I don’t need to ask what “it” is.
I break into a panicked run, clutching my skirt, my shoes pounding a war-drum’s call, my heart a fluttering bird trapped between metal bars. The street stretches on forever. I must reach home before it finds me.
My house appears in the darkness. Relief floods me. But as I near my yard, I freeze. Terror grips me in an iron vice. At the crossroads where my street meets the next, a shadow moves.
Round the corner with slow deliberation pads the embodiment of midnight fear.
The black panther.
It’s twice as big as I had heard. It stops in the midst of the crossroads, shadowy head swinging slowly as if deciding which street to take. Not my street. Not— Motionless save for the twitch of its tail, its gleaming eyes full of quiet malice fix on me.
I stand transfixed as we stare at each other for a short eternity. Then, with slow, measured steps, it pads up the street toward me. Panic breaks me free of my terror-induced paralysis. I tear across the road, stumble up my sidewalk and front steps to my house. Safety lies in wait for me behind the door. I claw frantically in my pocket for the key. Not there. It has to be there—
The key is gone. I can’t get in.
Nowhere to hide. I must find somewhere . . . I dart a glance over my shoulder. The beast still pads slowly up the street. I run across the porch, down the steps, and heave myself over the side of the bed of the pickup truck. I hunker down low with my head down, breath coming in ragged gasps, heart running a marathon. Perhaps the panther will pass by, continue down the street . . . Perhaps it will not find me.

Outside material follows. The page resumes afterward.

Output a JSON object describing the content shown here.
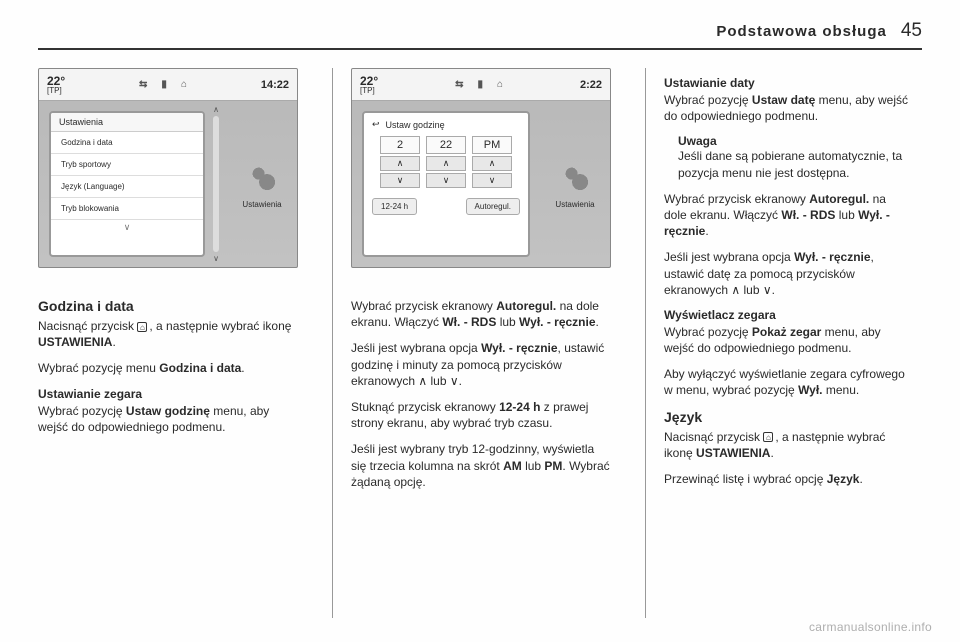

All is quiet. I wait forever. Silence. I dare a quick glimpse over the side of the pickup bed. My heart trips and falls and skips a beat.
I had heard no sound. Yet the panther pads toward me across my grassy lawn, as silent and graceful as any of its smaller kin. In horrified fascination I watch its dark bulk make its slow, sinister way toward me, a deeper black beneath the tree shadows cast by the moon. Instead of leaping, the creature circles the truck. A long wooden plank forms a ramp from the ground up to the tailgate of the pickup’s bed. A path straight to me. The panther sets a fore-paw on the plank and begins its slow relentless ascent, fixing near-hypnotic eyes on me.
I seize the end of the ramp with frantic prying fingers, trying to flip it over. It doesn’t budge. The panther takes another step.
I scrabble desperately about in the dark in the back of the pickup. My hand touches an object. A hammer. I fling it with all my strength.
It strikes the beast between its gold street-lamp eyes.
I hold my breath. The panther pauses, shakes its head once, then comes on. Its teeth glitter under the moon. Its paws tread softly pad-pad-pad up the plank.
In a final surge of mind-numbing panic, I grab the next object my hand finds—a large heavy mallet—and fling that too. Then another—a length of pipe—and another and another, I know not what, flinging them in quick succession. I shut my eyes against the terror and only hope one of them will make it stop coming. Just make it stop coming toward me. I am out of things to throw. Dark despair seizes me, but no claws. I open my eyes.
The panther still stands on the plank. It does not move. Then it sways.
The shape of terror hits the ground with a thud. It lies still.
Relief tears a gasp from my lungs as I remember to breathe again. I collapse in the bed of the pickup truck.
Time follows in a blur. They come at last to find the beast, and find it dead. I climb shakily down into my lawn. People surround me, despite the midnight hour, praising me and my non-existent bravery for the death of the terror. Voices roll around me, talking of taking me to dinner, of celebration. I don’t listen to them. I can only stand beneath the trees, swaying like their branches, staring down at the panther. It lies on the grass, a sleek pile of black fur, motionless. Dead. But without losing its menace.
Unthinking dread still fills me, and I can’t look away, despite knowing that it’s dead from the heavy metal things I had thrown at it. I wish I’d thrown heavier ones.
I keep staring, half expecting the panther to move.